Als zentrale Grundsteinlegung für Minderheitenrechte im modernen Menschenrecht gilt der Artikel 27 des Internationalen Pakts über bürgerliche und politische Rechte (ICCPR): „In Staaten mit ethnischen, religiösen oder sprachlichen Minderheiten darf Angehörigen solcher Minderheiten nicht das Recht vorenthalten werden, gemeinsam mit anderen Angehörigen ihrer Gruppe ihr eigenes kulturelles Leben zu pflegen, ihre eige­ne Reli­gion zu bekennen und auszuüben oder sich ihrer eigenen Sprache zu bedienen.“

Dass die Bewahrung kultureller Identität ein Menschenrecht sein kann, ist kaum zu leugnen, wie insbesondere das Beispiel indigener Völker zeigt. Ihre Geschichte ist durch asymmetrische Abhängigkeitsverhältnisse, durch Strukturen der Enteignung, Kolonisierung und Diskriminierung geprägt, die dazu angetan sind, kulturspezifische Ressourcen individueller Selbstverwirklichung im Keim zu ersticken.

Ob und inwiefern kollektive Rechtsforderungen eine sinnvolle Ergänzung individueller Menschenrechte sein können, wird kontrovers diskutiert. Um nur einige Beispiele zu nennen: Sollten Lehrerinnen muslimischen Glaubens das Recht haben, während des Unterrichts ein Kopftuch zu tragen? Sollte die Schulpflicht für Sinti- und Roma-Kinder gelockert werden? Sollte ein Immigrant das Recht haben, gemäß den religiösen Traditionen seiner Herkunft im Aufnahmeland eine polygame Ehe zu schließen?

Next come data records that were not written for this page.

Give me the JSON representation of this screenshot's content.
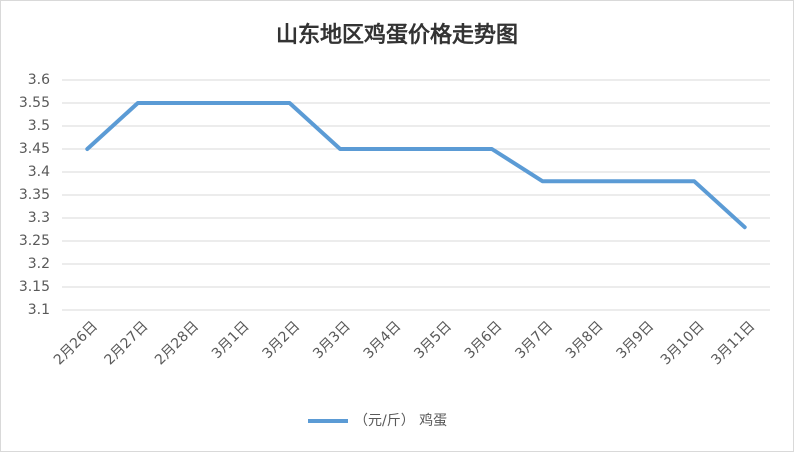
{
  "chart_data": {
    "type": "line",
    "title": "山东地区鸡蛋价格走势图",
    "categories": [
      "2月26日",
      "2月27日",
      "2月28日",
      "3月1日",
      "3月2日",
      "3月3日",
      "3月4日",
      "3月5日",
      "3月6日",
      "3月7日",
      "3月8日",
      "3月9日",
      "3月10日",
      "3月11日"
    ],
    "series": [
      {
        "name": "（元/斤） 鸡蛋",
        "color": "#5b9bd5",
        "values": [
          3.45,
          3.55,
          3.55,
          3.55,
          3.55,
          3.45,
          3.45,
          3.45,
          3.45,
          3.38,
          3.38,
          3.38,
          3.38,
          3.28
        ]
      }
    ],
    "ylim": [
      3.1,
      3.6
    ],
    "yticks": [
      3.1,
      3.15,
      3.2,
      3.25,
      3.3,
      3.35,
      3.4,
      3.45,
      3.5,
      3.55,
      3.6
    ],
    "grid": true,
    "legend": "bottom"
  }
}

Im Seminar werden wir uns den Kernfragen dieser Debatte widmen. Sind Individualrechte zum Schutz von Minderheiten ausreichend? Genügt es Minderheitenangehörige als Einzelpersonen zu schützen? Oder sollten Minderheitenangehörige per se als Träger von Minderheitenrechten anerkannt werden? Stehen Minderheitenrechte im Widerspruch zum universalen Anspruch von Menschenrechten, jedem Menschen unverletzliche Rechte unabhängig von Stand, Nationalität, Geschlecht, Verdienst oder Leistung zu gewähren, indem sie etwas betonen, was gerade nicht verallgemeinert werden kann – die Besonderheit einer bestimmten Kultur, Tradition oder Lebensform?  In welcher Form gehen kulturelle Normen und Werte in das ein, was wir als unsere individuelle Identität – als unsere Persönlichkeit – betrachten?

Das Seminar wird online über Zoom stattfinden.

Literatur zur Vorbereitung:

Susanne Boshammer: Gruppen, Recht, Gerechtigkeit. Die moralische Begründung der Rechte von Minderheiten, Berlin: De Gruyter, 2003.

Janne Mende: Kultur als Menschenrecht? Ambivalenzen kollektiver Rechtsforderungen, Frankfurt/New York: Campus, 2015.